In Ramakrishnan’s view, the review should feed into a transformation in schools that reflects the changing nature of a technology-driven jobs market.
According to the Royal Society, four out of five businesses expect to increase the number of high-skilled roles, but two thirds are concerned there will be a lack of sufficiently skilled people to fill them. They add that from ages 16 to 18, young people’s education should broaden to help develop transferable skills including communication, problem solving, and team work.
So how should upper secondary education change to accommodate the needs of employers? According to a third (33 per cent) of last week’s 500 poll respondents, those very employers should participate in curriculum development, followed by 22 per cent who think a broader range of subjects should be studied.
Just under a fifth (19 per cent) thought skills should be included in final marks, closely followed by 17 per cent who thought A Levels to be adequate and not in need of changing.
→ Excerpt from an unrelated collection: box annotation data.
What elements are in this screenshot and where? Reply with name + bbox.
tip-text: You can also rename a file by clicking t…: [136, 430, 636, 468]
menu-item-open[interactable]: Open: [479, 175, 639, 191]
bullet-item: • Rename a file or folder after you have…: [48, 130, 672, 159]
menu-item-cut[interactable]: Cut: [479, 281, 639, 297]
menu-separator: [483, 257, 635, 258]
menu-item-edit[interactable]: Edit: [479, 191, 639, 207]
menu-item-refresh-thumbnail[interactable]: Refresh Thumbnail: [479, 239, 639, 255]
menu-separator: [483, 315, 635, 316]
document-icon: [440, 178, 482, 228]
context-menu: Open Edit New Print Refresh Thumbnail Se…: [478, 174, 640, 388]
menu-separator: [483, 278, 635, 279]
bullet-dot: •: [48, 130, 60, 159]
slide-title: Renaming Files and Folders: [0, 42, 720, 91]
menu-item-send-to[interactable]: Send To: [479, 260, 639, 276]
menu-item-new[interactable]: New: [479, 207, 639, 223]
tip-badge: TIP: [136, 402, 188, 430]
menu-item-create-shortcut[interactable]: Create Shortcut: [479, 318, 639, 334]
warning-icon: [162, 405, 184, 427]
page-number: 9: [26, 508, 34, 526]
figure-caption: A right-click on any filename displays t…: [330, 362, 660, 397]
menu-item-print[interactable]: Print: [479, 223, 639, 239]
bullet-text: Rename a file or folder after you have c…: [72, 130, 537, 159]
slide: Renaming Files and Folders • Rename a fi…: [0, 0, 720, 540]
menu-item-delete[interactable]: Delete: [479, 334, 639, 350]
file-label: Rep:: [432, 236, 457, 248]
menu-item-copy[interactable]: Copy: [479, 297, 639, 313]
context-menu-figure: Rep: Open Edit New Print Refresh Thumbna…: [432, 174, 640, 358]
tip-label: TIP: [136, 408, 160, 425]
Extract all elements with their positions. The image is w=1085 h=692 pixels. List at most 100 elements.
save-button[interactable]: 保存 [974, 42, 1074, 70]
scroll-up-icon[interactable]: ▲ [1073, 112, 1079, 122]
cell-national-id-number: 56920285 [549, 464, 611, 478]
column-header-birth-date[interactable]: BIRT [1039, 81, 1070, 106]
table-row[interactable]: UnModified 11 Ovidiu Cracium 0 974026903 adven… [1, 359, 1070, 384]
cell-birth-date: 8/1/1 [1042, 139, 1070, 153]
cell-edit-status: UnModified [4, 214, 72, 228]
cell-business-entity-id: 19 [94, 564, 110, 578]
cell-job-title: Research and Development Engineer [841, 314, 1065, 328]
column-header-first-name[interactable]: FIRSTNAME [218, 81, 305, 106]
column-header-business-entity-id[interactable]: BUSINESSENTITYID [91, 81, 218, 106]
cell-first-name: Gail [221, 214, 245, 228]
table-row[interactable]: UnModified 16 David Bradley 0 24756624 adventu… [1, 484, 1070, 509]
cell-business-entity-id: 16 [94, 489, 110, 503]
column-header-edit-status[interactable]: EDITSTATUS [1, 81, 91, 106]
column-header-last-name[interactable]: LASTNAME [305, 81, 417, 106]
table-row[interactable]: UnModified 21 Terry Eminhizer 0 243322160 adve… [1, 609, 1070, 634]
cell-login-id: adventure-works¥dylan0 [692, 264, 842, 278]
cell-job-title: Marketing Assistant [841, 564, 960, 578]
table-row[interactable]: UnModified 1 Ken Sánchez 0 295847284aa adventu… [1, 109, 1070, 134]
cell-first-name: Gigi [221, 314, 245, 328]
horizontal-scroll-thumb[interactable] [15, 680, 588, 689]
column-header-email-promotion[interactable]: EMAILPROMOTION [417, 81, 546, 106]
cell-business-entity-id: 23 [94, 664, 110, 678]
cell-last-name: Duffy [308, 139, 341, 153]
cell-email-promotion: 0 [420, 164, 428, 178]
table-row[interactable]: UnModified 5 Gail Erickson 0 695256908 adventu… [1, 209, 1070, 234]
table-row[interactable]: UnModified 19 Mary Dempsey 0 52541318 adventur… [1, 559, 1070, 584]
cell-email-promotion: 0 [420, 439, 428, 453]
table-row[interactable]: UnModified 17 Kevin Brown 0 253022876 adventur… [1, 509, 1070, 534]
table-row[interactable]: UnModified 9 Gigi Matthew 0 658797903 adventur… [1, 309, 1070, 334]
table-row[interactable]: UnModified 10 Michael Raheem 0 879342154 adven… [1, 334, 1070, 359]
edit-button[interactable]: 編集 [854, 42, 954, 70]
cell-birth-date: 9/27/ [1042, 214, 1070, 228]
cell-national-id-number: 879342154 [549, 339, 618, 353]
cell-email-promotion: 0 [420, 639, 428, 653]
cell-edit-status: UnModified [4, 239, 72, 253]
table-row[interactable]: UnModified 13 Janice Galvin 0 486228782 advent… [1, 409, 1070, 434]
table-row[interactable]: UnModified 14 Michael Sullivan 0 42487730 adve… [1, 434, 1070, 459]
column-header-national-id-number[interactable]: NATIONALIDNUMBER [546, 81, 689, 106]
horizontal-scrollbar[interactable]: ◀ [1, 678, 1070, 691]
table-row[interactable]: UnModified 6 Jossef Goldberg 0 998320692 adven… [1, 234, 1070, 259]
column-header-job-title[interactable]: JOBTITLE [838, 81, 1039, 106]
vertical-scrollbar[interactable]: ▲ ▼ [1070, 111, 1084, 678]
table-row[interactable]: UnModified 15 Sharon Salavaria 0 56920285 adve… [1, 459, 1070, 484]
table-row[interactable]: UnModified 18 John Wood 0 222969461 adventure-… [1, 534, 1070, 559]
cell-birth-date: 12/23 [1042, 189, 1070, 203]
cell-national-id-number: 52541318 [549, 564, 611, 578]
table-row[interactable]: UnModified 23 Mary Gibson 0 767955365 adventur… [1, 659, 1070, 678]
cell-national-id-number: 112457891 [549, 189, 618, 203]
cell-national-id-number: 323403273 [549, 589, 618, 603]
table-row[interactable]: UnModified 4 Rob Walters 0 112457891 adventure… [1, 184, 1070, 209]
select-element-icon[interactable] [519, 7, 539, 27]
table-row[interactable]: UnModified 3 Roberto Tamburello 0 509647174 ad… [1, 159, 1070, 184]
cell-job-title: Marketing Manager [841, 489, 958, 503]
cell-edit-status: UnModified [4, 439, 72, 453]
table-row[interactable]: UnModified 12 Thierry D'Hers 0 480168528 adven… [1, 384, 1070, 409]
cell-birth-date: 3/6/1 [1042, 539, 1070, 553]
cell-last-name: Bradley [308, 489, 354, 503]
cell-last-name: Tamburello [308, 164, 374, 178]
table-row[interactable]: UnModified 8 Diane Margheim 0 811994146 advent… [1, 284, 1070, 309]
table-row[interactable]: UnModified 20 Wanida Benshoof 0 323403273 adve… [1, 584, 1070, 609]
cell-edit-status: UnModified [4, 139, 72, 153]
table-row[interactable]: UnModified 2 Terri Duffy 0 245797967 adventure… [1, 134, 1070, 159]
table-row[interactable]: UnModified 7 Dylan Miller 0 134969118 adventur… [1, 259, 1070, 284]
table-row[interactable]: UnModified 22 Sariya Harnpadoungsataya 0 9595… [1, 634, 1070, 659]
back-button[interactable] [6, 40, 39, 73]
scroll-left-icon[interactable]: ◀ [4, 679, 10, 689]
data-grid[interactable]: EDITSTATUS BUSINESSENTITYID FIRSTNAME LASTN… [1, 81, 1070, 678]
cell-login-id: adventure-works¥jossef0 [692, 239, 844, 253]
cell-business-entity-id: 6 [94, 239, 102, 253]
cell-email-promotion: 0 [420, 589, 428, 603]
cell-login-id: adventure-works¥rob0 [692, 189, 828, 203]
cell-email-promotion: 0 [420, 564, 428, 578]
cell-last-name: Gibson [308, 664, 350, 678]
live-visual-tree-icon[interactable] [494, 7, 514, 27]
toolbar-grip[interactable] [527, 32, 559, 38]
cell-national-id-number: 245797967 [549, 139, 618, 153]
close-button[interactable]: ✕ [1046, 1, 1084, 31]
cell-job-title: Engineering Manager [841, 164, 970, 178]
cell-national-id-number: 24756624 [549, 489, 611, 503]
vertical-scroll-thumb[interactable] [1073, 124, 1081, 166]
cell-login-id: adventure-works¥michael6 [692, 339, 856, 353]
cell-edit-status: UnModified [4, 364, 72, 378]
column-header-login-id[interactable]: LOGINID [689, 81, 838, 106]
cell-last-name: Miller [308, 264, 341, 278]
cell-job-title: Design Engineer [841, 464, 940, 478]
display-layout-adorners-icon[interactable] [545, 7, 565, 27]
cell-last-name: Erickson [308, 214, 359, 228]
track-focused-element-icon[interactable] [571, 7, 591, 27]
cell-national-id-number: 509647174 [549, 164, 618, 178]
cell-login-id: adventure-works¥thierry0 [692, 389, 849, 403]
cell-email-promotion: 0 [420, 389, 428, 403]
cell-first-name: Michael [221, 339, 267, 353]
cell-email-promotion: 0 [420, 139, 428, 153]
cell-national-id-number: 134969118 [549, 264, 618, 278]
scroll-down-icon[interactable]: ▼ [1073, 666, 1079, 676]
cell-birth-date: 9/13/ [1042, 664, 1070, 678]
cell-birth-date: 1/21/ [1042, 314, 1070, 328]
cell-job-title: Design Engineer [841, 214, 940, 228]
The remaining eight per cent opted for the ‘none of the above’ options.
As we’ve come to expect at Engineer Towers, a healthy debate follows any discussion about skills and education and comments received so far reflect that trend.
Of those that focussed solely on A Levels, Scott asked: “Have A-levels ever equipped young people with the skills they’ll need in the workplace?”
“A-Levels are not supposed to set you up for a job, they are a base to expand off,” added Adam Smith. “Maybe the employers should stop expecting a “school kid” to be ready at first to do the job you want them too.”
On a similar theme, A Digby, CEng, said: “Young people today are hardly in a position to know what they want to do when at Uni, let alone make life determining choices about what to study (and therefore what life steer to take) when at any level prior to Uni. The ‘A’ levels get them into Uni and the Uni (hopefully) gets them into gainful employment in their chosen area of work.”